Un fichier Excel pour gérer la construction d'une Formule 1? Ce patron d'écurie a cru à "une blague"

“Les données doivent guider vos décisions, explique James Vowles, le plus jeune dirigeant d’une écurie de F1, dans l’épisode 4 de la dernière saison de Netflix Drive To Survive. On réalise un million de simulations pour essayer de prédire ce qui va se passer. Ça aide parce que ça donne des pistes sur la manière d'avoir un avantage sur la concurrence".
Cet ingénieur passionné par les mathématiques, la physique et le sport, a rejoint l’équipe Williams en début d’année 2023 et compte bien recourir à l’informatique et l’analyse de données pour diriger son écurie qui atteint bientôt les 50 ans d’existence.

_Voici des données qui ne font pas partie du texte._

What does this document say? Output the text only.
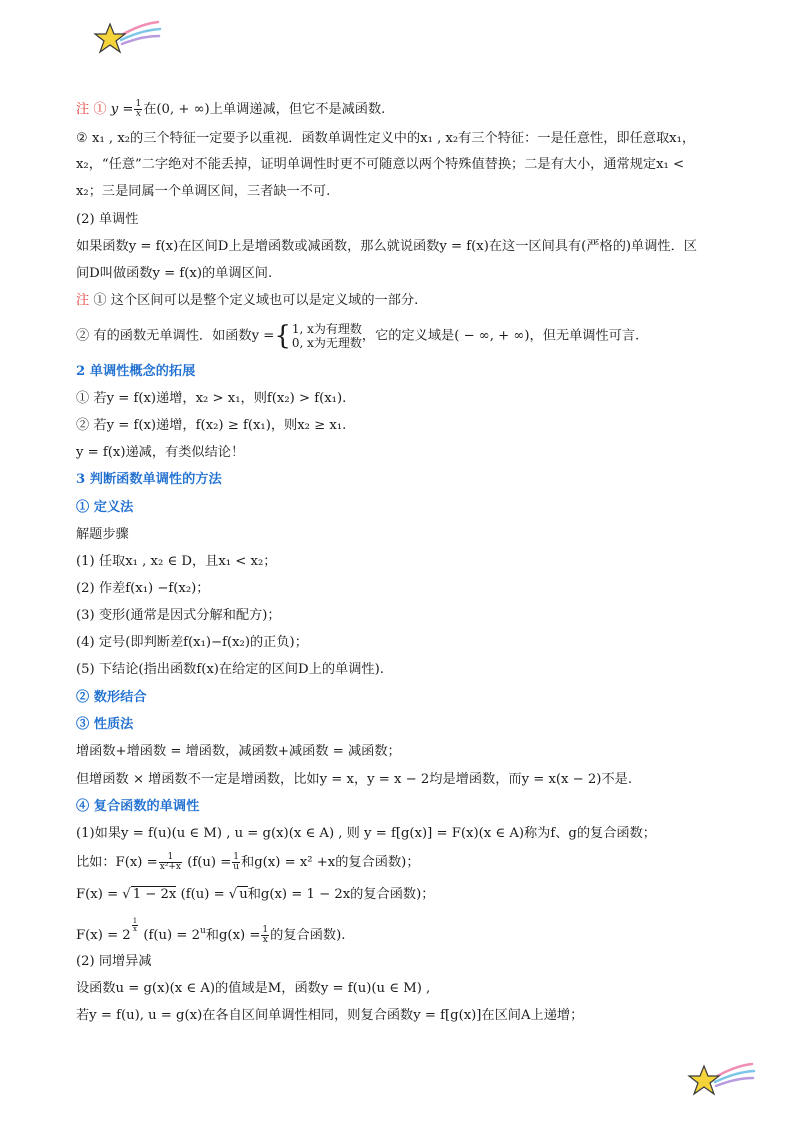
注 ① $y = \frac{1}{x}$ 在(0, + ∞)上单调递减，但它不是减函数.
② x₁ , x₂的三个特征一定要予以重视．函数单调性定义中的x₁ , x₂有三个特征：一是任意性，即任意取x₁，
x₂，“任意”二字绝对不能丢掉，证明单调性时更不可随意以两个特殊值替换；二是有大小，通常规定x₁ <
x₂；三是同属一个单调区间，三者缺一不可.
(2) 单调性
如果函数y = f(x)在区间D上是增函数或减函数，那么就说函数y = f(x)在这一区间具有(严格的)单调性．区
间D叫做函数y = f(x)的单调区间.
注 ① 这个区间可以是整个定义域也可以是定义域的一部分.
② 有的函数无单调性．如函数y ={ 1, x为有理数
0, x为无理数 ，它的定义域是( − ∞, + ∞)，但无单调性可言.
2 单调性概念的拓展
① 若y = f(x)递增，x₂ > x₁，则f(x₂) > f(x₁).
② 若y = f(x)递增，f(x₂) ≥ f(x₁)，则x₂ ≥ x₁.
y = f(x)递减，有类似结论！
3 判断函数单调性的方法
① 定义法
解题步骤
(1) 任取x₁ , x₂ ∈ D，且x₁ < x₂；
(2) 作差f(x₁) −f(x₂)；
(3) 变形(通常是因式分解和配方)；
(4) 定号(即判断差f(x₁)−f(x₂)的正负)；
(5) 下结论(指出函数f(x)在给定的区间D上的单调性).
② 数形结合
③ 性质法
增函数+增函数 = 增函数，减函数+减函数 = 减函数；
但增函数 × 增函数不一定是增函数，比如y = x，y = x − 2均是增函数，而y = x(x − 2)不是.
④ 复合函数的单调性
(1)如果y = f(u)(u ∈ M) , u = g(x)(x ∈ A) , 则 y = f[g(x)] = F(x)(x ∈ A)称为f、g的复合函数；
比如：$F(x) = \frac{1}{\text{x²+x}} (f(u) = \frac{1}{u}$ 和g(x) = x² +x的复合函数)；
F(x) = √ 1 − 2x (f(u) = √ u和g(x) = 1 − 2x的复合函数)；
F(x) = 2
$\frac{1}{x}$
($f(u) = 2^u$和$g(x) = \frac{1}{x}$ 的复合函数).
(2) 同增异减
设函数u = g(x)(x ∈ A)的值域是M，函数y = f(u)(u ∈ M) ,
若y = f(u), u = g(x)在各自区间单调性相同，则复合函数y = f[g(x)]在区间A上递增；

“Une feuille de calcul Excel inutile”
On peut alors comprendre sa stupéfaction lorsqu’il a remarqué à son arrivée qu’un seul fichier Excel permettait de gérer plus de 20.000 pièces automobiles à la fois. Interviewé par le média The Race, il a qualifié ce cahier de construction de la voiture Williams de ‘blague”, ajoutant qu’il est "impossible de naviguer et impossible de [le] mettre à jour”.
Plus encore, ce fichier Excel comporte de nombreuses données manquantes; comme le coût de pièces à l’unité, l’état d’avancement de leur commande ainsi que le temps prévu pour les produire. Ainsi, James Vowles explique qu’il est impossible de prioriser la production d’une section de voiture ciblée, de sa fabrication jusqu’à l’inspection.
"Lorsque vous commencez à suivre des centaines de milliers de composants en mouvement dans votre organisation, une feuille de calcul Excel est inutile. Et une fois que vous commencez à intégrer ce niveau de complexité, là où se trouve la Formule 1 moderne, la feuille de calcul Excel s'effondre et les humains aussi. Et c'est exactement là où nous en sommes", a-t-il fustigé.
Des équipes au bord du craquage
En 2019, l’écurie Williams avait déjà raté des tests de pré-saison, notamment parce que la priorité a été donnée à de mauvaises pièces. Arrivé au même moment que James Vowles, le directeur technique Pat Fry a précisé que pourtant, le projet de transformation du système informatique de traçage des pièces de Williams est “extrêmement coûteux”.
Les équipes se sont retrouvées à fouiller eux-mêmes l’usine pour trouver les pièces correspondantes pour compenser, “quitte à repousser leurs propres limites et craquer”. Une situation très délicate quand on sait qu’une voiture de F1 coûte entre 12 et 16 millions de dollars à être produite.
En 2017, le journaliste Sébastien Anthony d’Ars Technica a pu intégrer l’équipe Renault et y a découvert que la feuille de calcul Excel de conception et de construction de la Renault Sport Formula One comprenait 77.000 lignes, soit plus de trois fois plus grande que celle de Williams.
Ce dernier précise que chaque équipe F1 dispose de sa propre configuration logicielle qui doit être intégrée à plusieurs systèmes complexes comme les résultats de tests de mécanique des fluides computationnelle (CFD) et de soufflerie (aérodynamisme), ou encore ce qui permet d’assurer le prototypage, la fabrication et l’inventaire. C’est d’ailleurs ce qui a motivé Renault à basculer dans le cloud dans la foulée pour mieux piloter ses données et donc son Alpine.